Do you think those festival guides like ‘Everything you need to know about Pushkar Fair’ actually tells you about the fair? When the airway and hospitality companies shout out for hurrying up to book for the fair, obviously they won’t reveal the flip side of the colourful humdrum. The Kartik month of Hindu calendar, that ends on the full moon, is celebrated with gazillion holy dips in sacred Sarovar of Pushkar. This spiritual fete is clubbed with the quintessential folk character that spills around the Mela ground with the livestock and traders. Otherwise, a quaint town of 21,000 people, swells up with around 500000 visitors during these days of fair. The two theatrical rituals for 8 days, make the little town to be the Mecca of shutterbugs from across the world. Dawns bring the photographers armed with lenses greeting the camels even before sun and dusk strikes with the shutter sounds. Social Media platforms get flooded with the cinematic “camelicious” content and hashtags trend as the urban lingo for the rural scenery. The blanket of mist merged with the sand flanked by Aravalis naturally creates a phenomenal setting that compels the tourists to swell up. Events like hot air balloon rides, camel beauty contests, horse dances, longest moustache competition etc paint a riotously vibrant picture that conceals the gravity of the situation. Camel milk, defined as the heritage superfood of Rajasthan is emerging as the second reason after its pictures to keep the interest alive in the humped beauty. 
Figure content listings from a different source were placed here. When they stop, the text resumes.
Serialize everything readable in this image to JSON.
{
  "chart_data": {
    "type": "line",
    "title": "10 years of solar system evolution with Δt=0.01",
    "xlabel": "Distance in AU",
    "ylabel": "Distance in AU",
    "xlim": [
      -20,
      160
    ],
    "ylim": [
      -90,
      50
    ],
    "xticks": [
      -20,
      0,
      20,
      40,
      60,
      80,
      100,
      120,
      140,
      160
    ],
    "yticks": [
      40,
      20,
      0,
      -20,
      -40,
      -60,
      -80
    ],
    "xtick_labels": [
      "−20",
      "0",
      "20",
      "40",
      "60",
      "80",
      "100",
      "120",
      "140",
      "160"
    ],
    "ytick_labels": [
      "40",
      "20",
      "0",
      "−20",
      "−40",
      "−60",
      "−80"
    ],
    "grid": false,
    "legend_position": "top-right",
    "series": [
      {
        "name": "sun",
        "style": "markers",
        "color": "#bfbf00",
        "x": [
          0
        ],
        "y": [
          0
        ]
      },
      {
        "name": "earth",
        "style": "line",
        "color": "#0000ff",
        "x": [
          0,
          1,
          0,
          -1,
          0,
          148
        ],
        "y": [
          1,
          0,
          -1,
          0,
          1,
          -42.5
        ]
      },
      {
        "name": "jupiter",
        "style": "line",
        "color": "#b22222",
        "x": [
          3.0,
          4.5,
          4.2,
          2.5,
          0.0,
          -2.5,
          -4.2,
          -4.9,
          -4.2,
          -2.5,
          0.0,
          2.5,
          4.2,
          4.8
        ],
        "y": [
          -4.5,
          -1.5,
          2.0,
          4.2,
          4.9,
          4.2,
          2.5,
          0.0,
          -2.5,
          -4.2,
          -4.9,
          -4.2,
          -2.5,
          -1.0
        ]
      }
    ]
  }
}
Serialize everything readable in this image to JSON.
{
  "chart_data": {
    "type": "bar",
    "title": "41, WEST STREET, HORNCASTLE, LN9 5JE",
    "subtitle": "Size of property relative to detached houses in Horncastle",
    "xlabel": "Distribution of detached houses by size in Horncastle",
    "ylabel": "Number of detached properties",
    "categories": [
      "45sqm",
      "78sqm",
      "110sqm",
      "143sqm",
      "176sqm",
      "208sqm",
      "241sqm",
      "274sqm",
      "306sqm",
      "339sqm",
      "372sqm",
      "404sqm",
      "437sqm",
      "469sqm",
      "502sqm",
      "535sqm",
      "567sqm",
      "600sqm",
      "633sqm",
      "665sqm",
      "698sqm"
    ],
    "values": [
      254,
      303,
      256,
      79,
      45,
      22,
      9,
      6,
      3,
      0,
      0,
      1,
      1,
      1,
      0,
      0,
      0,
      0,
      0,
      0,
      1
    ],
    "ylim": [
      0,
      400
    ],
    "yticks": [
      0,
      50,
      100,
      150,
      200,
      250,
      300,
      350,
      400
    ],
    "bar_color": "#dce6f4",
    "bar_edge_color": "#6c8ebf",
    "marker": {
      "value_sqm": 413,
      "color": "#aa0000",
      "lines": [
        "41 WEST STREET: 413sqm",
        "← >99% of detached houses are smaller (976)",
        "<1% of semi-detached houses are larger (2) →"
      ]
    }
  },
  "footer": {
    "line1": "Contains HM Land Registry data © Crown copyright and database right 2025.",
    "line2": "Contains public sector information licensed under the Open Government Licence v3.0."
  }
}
Dr. Gulvinder Chawdhary, a Jaipur based veterinary doctor, who has been putting up animal welfare and camp in Pushkar Fair from past 6 years worked from 12th to 20th this month. After attending 30-40 horses and half the camels per day he concludes, “Since there is not much glory in being a camel welfare activist, there are a very few active on the grassroots level. Behind the scenes of the much colourful folk fervour is a grilling picture. Hot iron marking for branding purposes, tattooing, piercing etc are the usual protocols which get masked behind the action-packed itinerary of the festival. At times, camels and horses are even fed with Opium and Rum in order to make it dance and perform.” Animal welfare is a sort of education and subjected to compassionate exercise. 

In 2015, a fusion rock band the Indian Ocean had spilled its charm at the Mela ground with a nailing performance. But that’s what urban folks felt. The 80% crowd sat there flabbergasted and clueless of what is happening. “Mechanisation is a satan and the deeper state of affairs are disappointing when it comes to the original essence of such festivities. There is a dangerous intrusion happening”, describes Daniel, a British Research scholar based in Varanasi.